As a user, I tend to disagree. Finding the store full of knock-offs that just are a skin over a YouTube channel is frustrating when looking for actual content and not a simple YouTube skin. He's not the first guy to make this YouTube-wrapper app, there are a lot of them. Too many.
First, this sounds like a problem the application store provider needs to solve with an improved interface, not nuking anything they don't personally find useful from orbit.
Second, what's "actual content"? Official content only? Undoubtedly some people who searched for "top gear" were looking for exactly what this guy put out.

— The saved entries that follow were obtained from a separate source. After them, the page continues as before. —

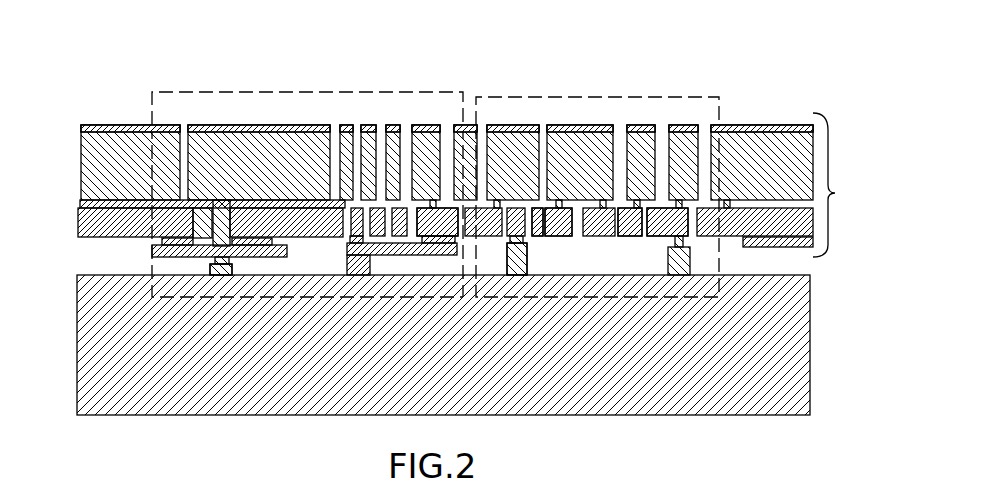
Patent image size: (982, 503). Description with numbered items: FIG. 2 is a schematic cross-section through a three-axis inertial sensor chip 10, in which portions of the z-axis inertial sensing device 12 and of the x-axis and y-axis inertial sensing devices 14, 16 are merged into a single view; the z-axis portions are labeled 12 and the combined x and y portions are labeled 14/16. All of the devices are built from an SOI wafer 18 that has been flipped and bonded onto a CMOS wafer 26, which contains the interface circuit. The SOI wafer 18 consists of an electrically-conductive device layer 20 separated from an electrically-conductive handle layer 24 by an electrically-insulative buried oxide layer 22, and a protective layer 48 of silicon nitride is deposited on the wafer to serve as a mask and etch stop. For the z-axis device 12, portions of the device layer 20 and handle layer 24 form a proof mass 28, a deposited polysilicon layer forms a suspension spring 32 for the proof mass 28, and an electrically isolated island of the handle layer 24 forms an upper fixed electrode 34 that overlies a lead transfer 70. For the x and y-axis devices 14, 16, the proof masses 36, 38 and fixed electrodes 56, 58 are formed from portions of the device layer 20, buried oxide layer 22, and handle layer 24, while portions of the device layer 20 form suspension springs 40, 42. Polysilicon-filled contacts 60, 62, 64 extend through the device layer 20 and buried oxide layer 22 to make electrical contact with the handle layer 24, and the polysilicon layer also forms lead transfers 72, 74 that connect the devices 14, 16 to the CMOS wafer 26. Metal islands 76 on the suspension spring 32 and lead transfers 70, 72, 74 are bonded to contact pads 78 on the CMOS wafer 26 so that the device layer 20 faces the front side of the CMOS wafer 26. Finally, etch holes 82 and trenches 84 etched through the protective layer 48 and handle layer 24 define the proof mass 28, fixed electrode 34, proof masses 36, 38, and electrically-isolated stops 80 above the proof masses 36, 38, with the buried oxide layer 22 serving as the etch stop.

The three-axis inertial sensor chip 10 is at (250, 62).
The z-axis inertial sensing device 12 is at (200, 92).
The x-axis inertial sensing device 14 is at (643, 166).
The y-axis inertial sensing device 16 is at (685, 97).
The SOI wafer 18 is at (844, 185).
The device layer 20 is at (125, 228).
The buried oxide layer 22 is at (118, 205).
The handle layer 24 is at (118, 125).
The CMOS wafer 26 is at (155, 382).
The proof mass 28 is at (446, 212).
The suspension spring 32 is at (384, 256).
The upper fixed electrode 34 is at (390, 125).
The proof mass 36 is at (566, 109).
The proof mass 38 is at (586, 125).
The suspension spring 40 is at (533, 236).
The suspension spring 42 is at (641, 236).
The protective layer 48 is at (96, 124).
The fixed electrode 56 is at (594, 272).
The fixed electrode 58 is at (575, 240).
The contact 60 is at (207, 233).
The contact 62 is at (512, 238).
The contact 64 is at (625, 232).
The lead transfer 70 is at (210, 260).
The lead transfer 72 is at (514, 256).
The lead transfer 74 is at (678, 250).
The metal islands 76 is at (207, 262).
The contact pads 78 is at (235, 268).
The stops 80 is at (690, 160).
The etch holes 82 is at (660, 125).
The trenches 84 is at (448, 125).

I think its fair to ask why you can't get human intervention on these kinds of problems and for Google to _at least_ consider what happened was an honest mistake and not something intentionally attempting to damage other peoples trademark (or whatever).
That's another trouble with so many of these mega companies now that don't seem to have any kind of instance of customer or end user support at all. It's easy to code auto response systems, and bots that track down spam and malicious software, but to get an actual person to review what is being done is nearly impossible.

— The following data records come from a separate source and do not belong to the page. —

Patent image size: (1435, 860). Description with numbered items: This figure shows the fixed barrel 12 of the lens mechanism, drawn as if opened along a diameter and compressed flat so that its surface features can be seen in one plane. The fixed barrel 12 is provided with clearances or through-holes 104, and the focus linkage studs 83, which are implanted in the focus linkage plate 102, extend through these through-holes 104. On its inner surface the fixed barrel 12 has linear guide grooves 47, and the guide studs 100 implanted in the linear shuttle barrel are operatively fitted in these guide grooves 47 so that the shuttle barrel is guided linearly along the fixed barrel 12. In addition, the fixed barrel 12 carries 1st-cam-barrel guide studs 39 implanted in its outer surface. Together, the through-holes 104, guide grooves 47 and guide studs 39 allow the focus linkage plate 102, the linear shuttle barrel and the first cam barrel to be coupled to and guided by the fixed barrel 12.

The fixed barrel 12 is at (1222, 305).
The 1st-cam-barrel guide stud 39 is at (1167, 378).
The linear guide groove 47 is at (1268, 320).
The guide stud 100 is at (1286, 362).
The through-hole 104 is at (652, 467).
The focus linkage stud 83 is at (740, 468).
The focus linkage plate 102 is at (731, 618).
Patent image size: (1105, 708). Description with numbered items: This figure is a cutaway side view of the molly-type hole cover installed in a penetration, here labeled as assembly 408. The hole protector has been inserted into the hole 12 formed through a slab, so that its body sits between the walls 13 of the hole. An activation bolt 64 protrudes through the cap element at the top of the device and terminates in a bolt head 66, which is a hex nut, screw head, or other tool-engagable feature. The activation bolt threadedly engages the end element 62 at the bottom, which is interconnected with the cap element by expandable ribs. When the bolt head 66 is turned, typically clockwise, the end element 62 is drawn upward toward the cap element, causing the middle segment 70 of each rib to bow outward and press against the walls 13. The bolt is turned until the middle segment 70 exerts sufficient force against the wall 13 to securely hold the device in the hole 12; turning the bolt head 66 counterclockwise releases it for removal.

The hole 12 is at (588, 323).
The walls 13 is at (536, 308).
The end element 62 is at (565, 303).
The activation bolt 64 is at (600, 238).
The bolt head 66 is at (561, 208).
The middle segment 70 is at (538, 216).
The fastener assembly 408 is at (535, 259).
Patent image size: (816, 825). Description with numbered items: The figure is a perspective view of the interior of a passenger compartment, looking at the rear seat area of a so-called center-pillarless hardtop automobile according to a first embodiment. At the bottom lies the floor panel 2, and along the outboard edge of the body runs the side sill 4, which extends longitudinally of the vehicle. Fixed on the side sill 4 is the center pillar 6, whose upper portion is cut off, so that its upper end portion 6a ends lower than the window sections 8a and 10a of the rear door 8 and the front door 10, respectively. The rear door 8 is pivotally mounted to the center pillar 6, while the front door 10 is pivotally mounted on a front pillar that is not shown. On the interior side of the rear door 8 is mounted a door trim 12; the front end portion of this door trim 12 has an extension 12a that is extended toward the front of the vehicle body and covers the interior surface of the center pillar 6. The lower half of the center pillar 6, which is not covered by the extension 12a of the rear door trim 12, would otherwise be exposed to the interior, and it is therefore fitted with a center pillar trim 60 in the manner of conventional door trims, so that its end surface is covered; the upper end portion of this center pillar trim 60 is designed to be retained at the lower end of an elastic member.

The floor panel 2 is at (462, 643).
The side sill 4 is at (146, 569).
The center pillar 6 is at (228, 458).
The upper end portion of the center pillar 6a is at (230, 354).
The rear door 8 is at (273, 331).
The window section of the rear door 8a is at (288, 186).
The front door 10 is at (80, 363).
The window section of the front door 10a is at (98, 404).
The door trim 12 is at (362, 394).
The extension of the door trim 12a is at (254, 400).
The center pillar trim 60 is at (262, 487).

That's a problem with bundling services under a single account, not with the closed-ecosystem part. For example, GoDaddy suspends all your sites when you get a DMCA takedown to any single one of them.

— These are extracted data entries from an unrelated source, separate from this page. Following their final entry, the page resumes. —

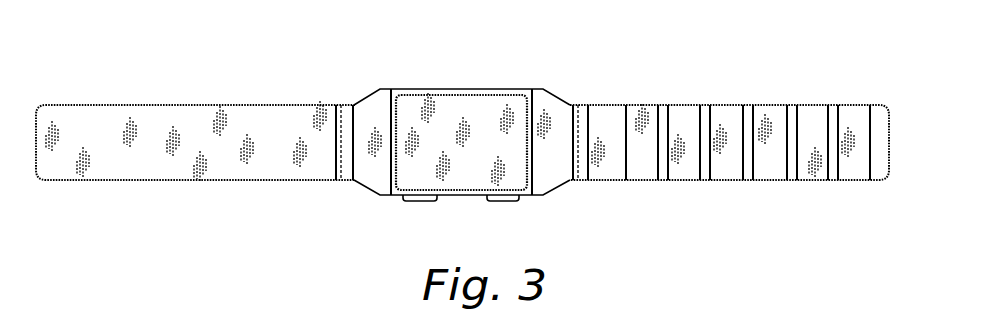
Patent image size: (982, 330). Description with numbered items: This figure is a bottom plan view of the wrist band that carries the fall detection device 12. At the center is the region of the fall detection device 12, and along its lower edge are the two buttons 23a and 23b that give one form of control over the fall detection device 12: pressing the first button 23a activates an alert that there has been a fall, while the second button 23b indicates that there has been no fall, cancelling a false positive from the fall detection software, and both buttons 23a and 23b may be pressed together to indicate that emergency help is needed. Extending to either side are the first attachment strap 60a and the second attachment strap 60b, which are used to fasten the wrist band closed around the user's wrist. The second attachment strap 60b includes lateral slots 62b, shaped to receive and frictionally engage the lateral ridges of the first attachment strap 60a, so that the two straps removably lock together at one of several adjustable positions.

The fall detection device 12 is at (455, 107).
The first button 23a is at (418, 202).
The second button 23b is at (504, 202).
The first attachment strap 60a is at (157, 105).
The second attachment strap 60b is at (725, 105).
The lateral slots 62b is at (750, 180).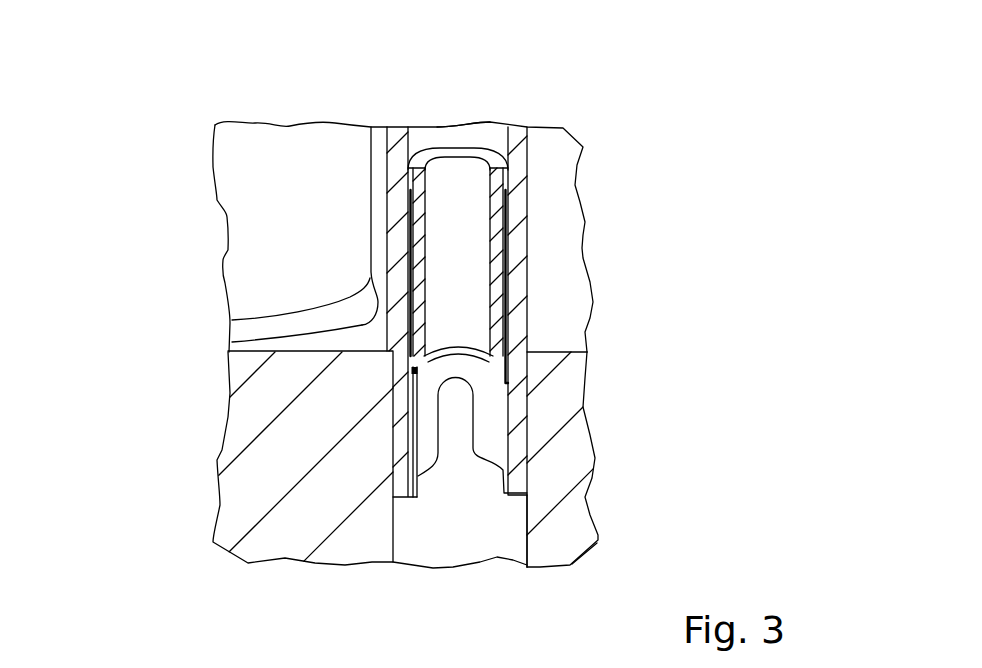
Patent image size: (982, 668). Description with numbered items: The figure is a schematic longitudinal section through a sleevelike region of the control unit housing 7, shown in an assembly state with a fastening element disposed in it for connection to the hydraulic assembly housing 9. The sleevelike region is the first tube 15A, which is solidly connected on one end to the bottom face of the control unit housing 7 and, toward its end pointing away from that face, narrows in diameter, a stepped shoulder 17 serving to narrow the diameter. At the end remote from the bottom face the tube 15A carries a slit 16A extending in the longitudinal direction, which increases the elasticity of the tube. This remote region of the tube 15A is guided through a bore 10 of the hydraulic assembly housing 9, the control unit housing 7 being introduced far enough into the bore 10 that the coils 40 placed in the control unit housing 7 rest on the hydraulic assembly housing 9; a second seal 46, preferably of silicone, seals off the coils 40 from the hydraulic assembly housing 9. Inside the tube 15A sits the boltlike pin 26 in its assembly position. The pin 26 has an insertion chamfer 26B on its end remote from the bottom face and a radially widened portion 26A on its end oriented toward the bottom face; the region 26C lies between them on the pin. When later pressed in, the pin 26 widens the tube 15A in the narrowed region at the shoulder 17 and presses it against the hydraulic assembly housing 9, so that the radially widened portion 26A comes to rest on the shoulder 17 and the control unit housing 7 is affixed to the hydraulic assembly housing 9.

The control unit housing 7 is at (450, 124).
The hydraulic assembly housing 9 is at (592, 492).
The bore 10 is at (527, 545).
The first tube 15A is at (387, 148).
The slit 16A is at (425, 472).
The stepped shoulder 17 is at (410, 375).
The boltlike pin 26 is at (408, 216).
The radially widened portion 26A is at (507, 181).
The insertion chamfer 26B is at (505, 332).
The sleeve middle portion 26C is at (490, 237).
The coils 40 is at (283, 262).
The second seal 46 is at (253, 328).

I agree that the approach is bonkers, but it's not an issue exclusive to "walled gardens".
If you were on the open web, his app would be a page with youtube's embed code for each video.
I doubt you would use a DMCA takedown request for this. You'd just disable embedding of your videos in your youtube options. Youtube probably already knows when a video isn't requested from either youtube's website or the official youtube app.
I'm not saying it is a good thing. I'm saying it's not a problem caused by "closed app eco-systems". Trademarks apply to both closed and open marketplaces.